On aggregate, analysts cut consensus targets by 1.53% to Rs 80.7 apiece, which presents a 51% upside potential from the current levels

ETMarkets.com
Mumbai: Analysts retained their bullish calls on Zomato but slashed the price targets on the stock as the company's losses for quarter ended December 31 widened against the same period a year ago.

On aggregate, analysts cut consensus targets by 1.53% to Rs 80.7 apiece, which presents a 51% upside potential from the current levels. After three days of gains, Zomato's shares closed down 1.65% on the NSE on Friday at Rs 53.50 per share. The stock fell nearly 7% during the day before paring most of its losses. Citigroup cut its price target by 10.6% after seeing Zomato's food delivery business posting lower growth but said it remained hopeful that the long-term growth remained intact.
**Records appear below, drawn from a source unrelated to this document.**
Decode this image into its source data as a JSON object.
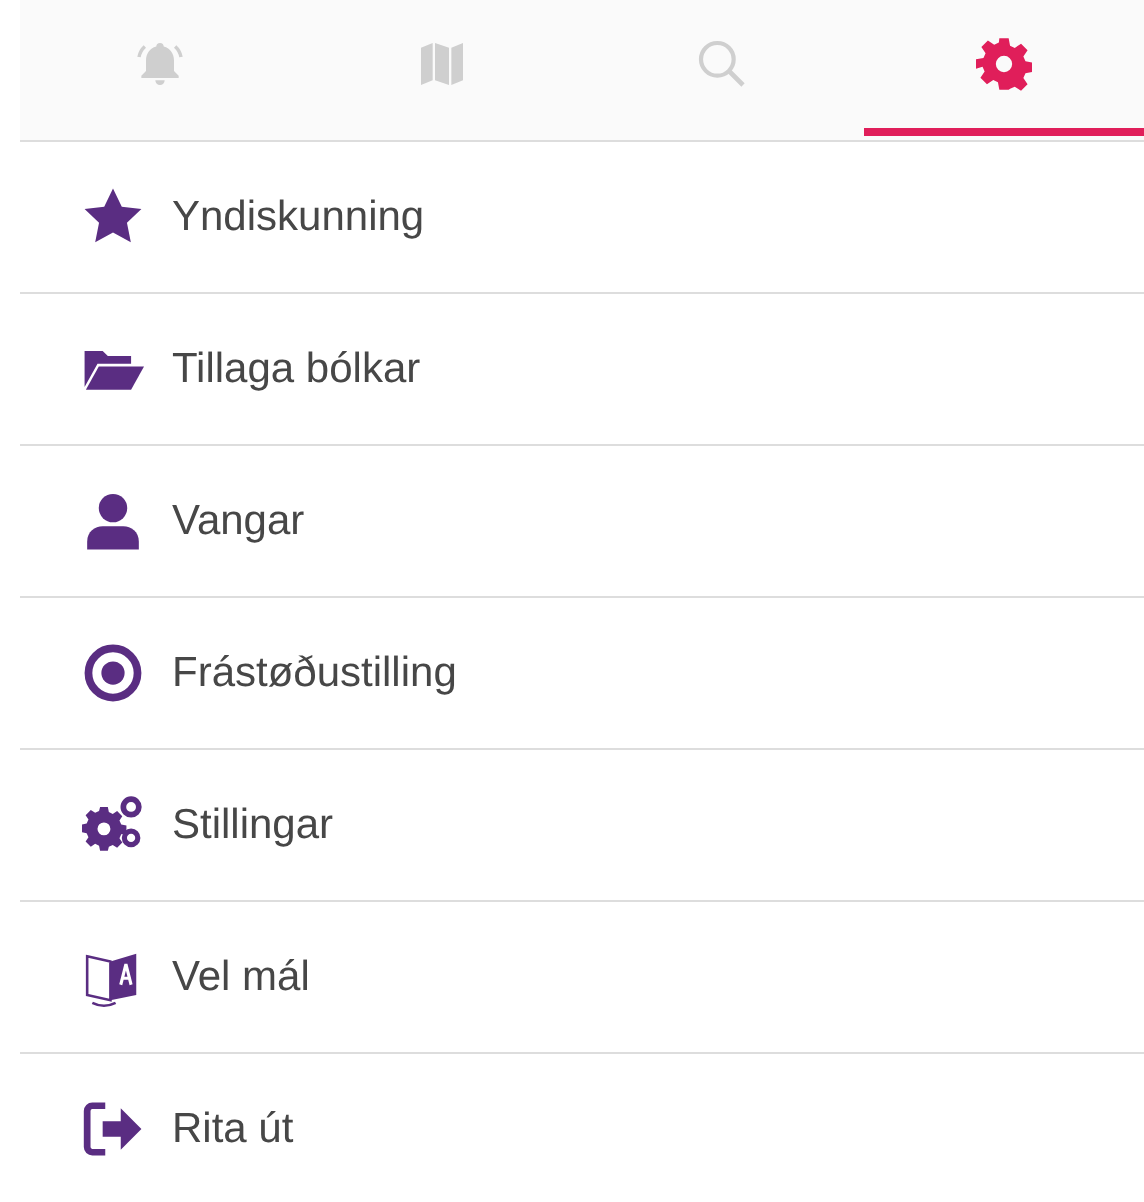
{
  "tabs": [
    {
      "kind": "bell",
      "selected": false
    },
    {
      "kind": "map",
      "selected": false
    },
    {
      "kind": "search",
      "selected": false
    },
    {
      "kind": "settings",
      "selected": true
    }
  ],
  "menu": [
    {
      "kind": "star",
      "label": "Yndiskunning"
    },
    {
      "kind": "folder",
      "label": "Tillaga bólkar"
    },
    {
      "kind": "user",
      "label": "Vangar"
    },
    {
      "kind": "target",
      "label": "Frástøðustilling"
    },
    {
      "kind": "gears",
      "label": "Stillingar"
    },
    {
      "kind": "translate",
      "label": "Vel mál"
    },
    {
      "kind": "logout",
      "label": "Rita út"
    }
  ]
}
Jefferies called the third quarter earnings a good delivery with a promising outlook as it retained the rating and price target. "Zomato continues to show an urgency to reduce loss with adjusted Ebitda (ex-Blinkit) now < Rs 0.4 billion, a positive. Outlook seems positive as break-even target stays, as early as 4QFY23 - another positive in the context of Zomato Gold," said the US brokerage.


However, the company's business model is based on the growing food services industry in India as well as increasing adoption of digital commerce. "With only 15 million monthly transacting users currently, Zomato has a long runway for customer acquisition and revenue growth, albeit this may come at the cost of near-term profitability," said Jefferies in a note to clients.

Investor wealth in new-age businesses such as Zomato, Paytm, Nykaa, Delhivery and PB Fintech have been wiped out since their market listings in 2021-22. The shift in focus to profitability and balance sheet strength made investors concerned about these companies' frothy valuations and high burn rate.

Earlier this week, India's largest payments platform Paytm said it became profitable at an operating level for the first time, prompting analysts to upgrade their ratings and price target on the stock.